In the last few years, this has started to change with the introduction of so-called pseudo-Boolean proof logging using 0-1 integer linear constraints. In this talk, we will illustrate how this approach seems to hit a sweet spot between simplicity and ease of verification on the one hand and expressive power on the other. We will try to provide a glimpse how pseudo-Boolean reasoning has enabled proof logging not only for previously unsupported advanced
SAT techniques (including symmetry breaking) but also for SAT-based optimization (MaxSAT solving), subgraph solving, constraint programming, and most recently presolving techniques in 0-1 integer linear programming (ILP). Perhaps the most striking feature of this method is that proofs can be written in a simple proof format referred to as “cutting planes with strengthening rules” that knows nothing about symmetries, groups, graphs, integer-valued variables,
or global constraints.
Bio
I am a professor at the Department of Computer Science at the University of Copenhagen, Denmark, and also have a part-time affiliation with the the Department of Computer Science at Lund University.
Computers are everywhere today—at work, in our cars, in our living rooms, and even in our pockets—and have changed the world beyond our wildest imagination. Yet these marvellous devices are, at the core, amazingly simple and stupid: all they can do is to mechanically shuffle around zeros and ones. What is the true potential of such automated computational devices? And what are the limits of what can be done by mindless calculations? Finding answers to this kind of questions is ultimately what my research is about.
Computational complexity theory gives these deep and fascinating philosophical questions a crisp mathematical meaning. A computational problem is any task that is in principle amenable to being solved by a computer—i.e., it can be worked out by mechanical application of mathematical steps.
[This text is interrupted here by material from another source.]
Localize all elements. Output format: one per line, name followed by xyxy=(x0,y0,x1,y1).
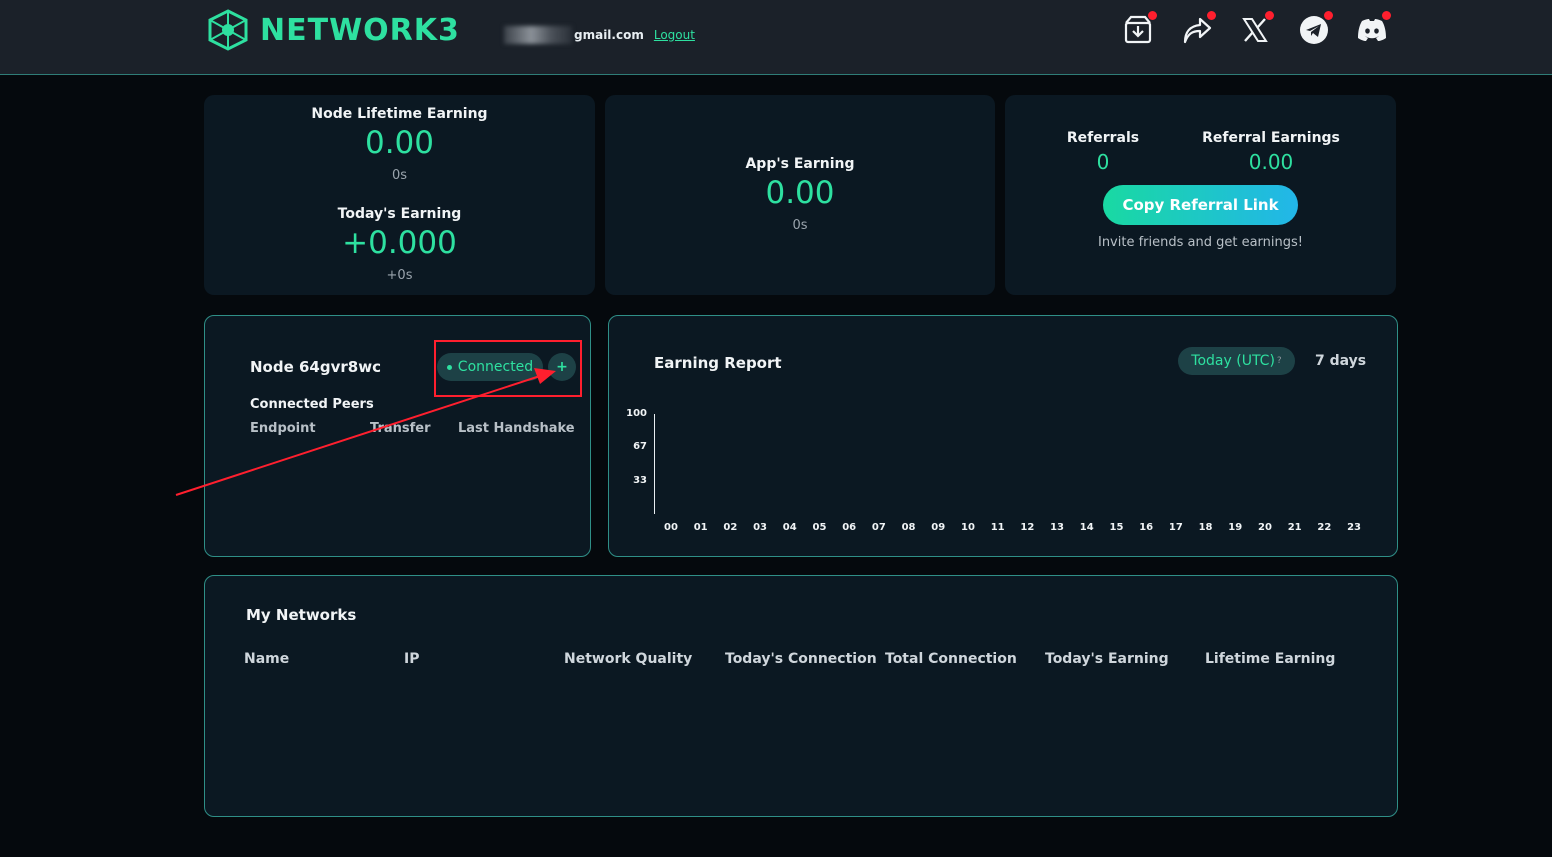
annotation-arrow xyxy=(175,368,556,496)
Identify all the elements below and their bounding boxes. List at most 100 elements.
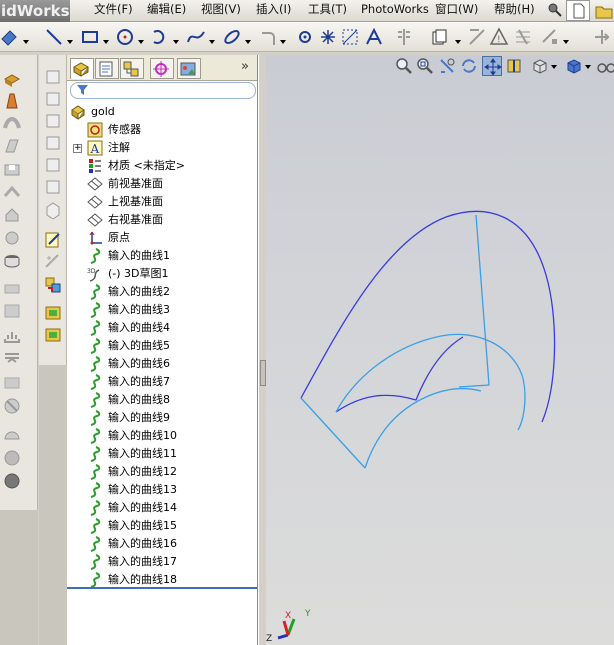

By constructing general, abstract models of computers we can study how to design efficient methods, or algorithms, for solving different tasks, but also prove mathematical theorems showing that some computational problems just cannot be solved efficiently for inherent reasons (meaning that is impossible to design algorithms for them that are as efficient as we would like).
I am particularly interested in understanding combinatorial optimization problems, which are of fundamental mathematical importance but also have wide-ranging applications in industry. My goal is, on the one hand, to prove formally that many such problems are beyond the reach of current algorithmic techniques, but also, on the other hand, to develop new algorithms that have the potential to go significantly beyond the current state of the art. In the last few years, I have also been doing research on how complexity theory can be harnessed to produce certificates that algorithms are actually computing correct results. It is an open secret in combinatorial optimization that even the most mature optimization tools in academica and industry sometimes produce wrong answers, but there has been no really principled way of addressing this problem. Our work has started to change this state of affairs.